CONTENTS
- 1. Kisah klien yang meminta bantuan pengacara perkara penguntitan

- 2. 3 strategi yang disiapkan dengan bantuan pengacara perkara penguntitan

- 3. Hasil yang dipersiapkan melalui kerja sama antara pengacara perkara penguntitan dan Pusat Pemeriksaan Alat Bukti dan Forensik Digital

- 4. Unsur-unsur pelanggaran Undang-Undang Penghukuman Tindak Pidana Penguntitan Korea Selatan menurut pengacara perkara penguntitan

- 5. Saat bantuan pengacara perkara penguntitan diperlukan

1. Kisah klien yang meminta bantuan pengacara perkara penguntitan
Klien yang datang mencari pengacara perkara penguntitan bekerja di sebuah perusahaan besar dan menjalin hubungan di luar perkawinan dengan seorang pegawai di tempat kerjanya, sementara keduanya masing-masing telah memiliki pasangan.
Setelah mengetahui hal tersebut, pasangan klien menghubungi korban dan mengancamnya dengan mengatakan, “Jangan pernah menghubunginya lagi,” sehingga klien dan korban mengakhiri hubungan mereka.
Setelah itu, korban meminta klien agar tidak menghubunginya.

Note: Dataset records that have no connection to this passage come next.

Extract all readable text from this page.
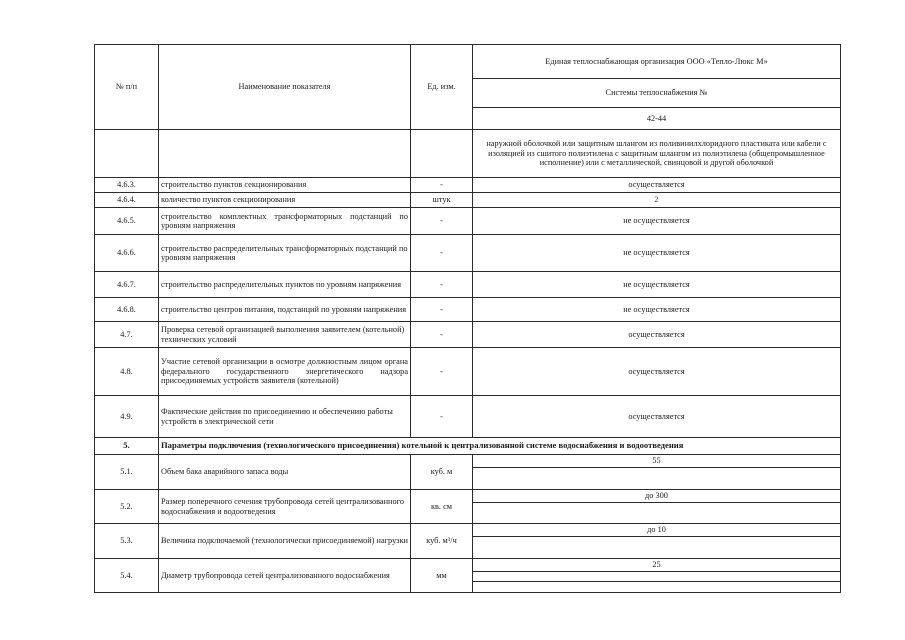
№ п/п	Наименование показателя	Ед. изм.	Единая теплоснабжающая организация ООО «Тепло-Люкс М»
			Системы теплоснабжения №
			42-44
			наружной оболочкой или защитным шлангом из поливинилхлоридного пластиката или кабели с изоляцией из сшитого полиэтилена с защитным шлангом из полиэтилена (общепромышленное исполнение) или с металлической, свинцовой и другой оболочкой
4.6.3.	строительство пунктов секционирования	-	осуществляется
4.6.4.	количество пунктов секционирования	штук	2
4.6.5.	строительство комплектных трансформаторных подстанций по уровням напряжения	-	не осуществляется
4.6.6.	строительство распределительных трансформаторных подстанций по уровням напряжения	-	не осуществляется
4.6.7.	строительство распределительных пунктов по уровням напряжения	-	не осуществляется
4.6.8.	строительство центров питания, подстанций по уровням напряжения	-	не осуществляется
4.7.	Проверка сетевой организацией выполнения заявителем (котельной) технических условий	-	осуществляется
4.8.	Участие сетевой организации в осмотре должностным лицом органа федерального государственного энергетического надзора присоединяемых устройств заявителя (котельной)	-	осуществляется
4.9.	Фактические действия по присоединению и обеспечению работы устройств в электрической сети	-	осуществляется
5.	Параметры подключения (технологического присоединения) котельной к централизованной системе водоснабжения и водоотведения		
5.1.	Объем бака аварийного запаса воды	куб. м	55

5.2.	Размер поперечного сечения трубопровода сетей централизованного водоснабжения и водоотведения	кв. см	до 300

5.3.	Величина подключаемой (технологически присоединяемой) нагрузки	куб. м³/ч	до 10

5.4.	Диаметр трубопровода сетей централизованного водоснабжения	мм	25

Namun, karena mengkhawatirkan korban, klien beberapa kali menghubunginya secara berulang.
Korban kemudian menyatakan bahwa dirinya menderita akibat tindakan klien dan mengajukan pengaduan atas dugaan pelanggaran Undang-Undang Penghukuman Tindak Pidana Penguntitan Korea Selatan.
Klien yang akan ditugaskan ke luar negeri sebagai pegawai perusahaan merasa khawatir akan mengalami kerugian akibat penghukuman pidana sehingga meminta bantuan pengacara perkara penguntitan.

2. 3 strategi yang disiapkan dengan bantuan pengacara perkara penguntitan
1. Tidak menimbulkan kecemasan atau ketakutan
Pengacara perkara penguntitan menyusun riwayat percakapan antara korban dan klien untuk membuktikan bahwa keduanya terus berkomunikasi secara akrab.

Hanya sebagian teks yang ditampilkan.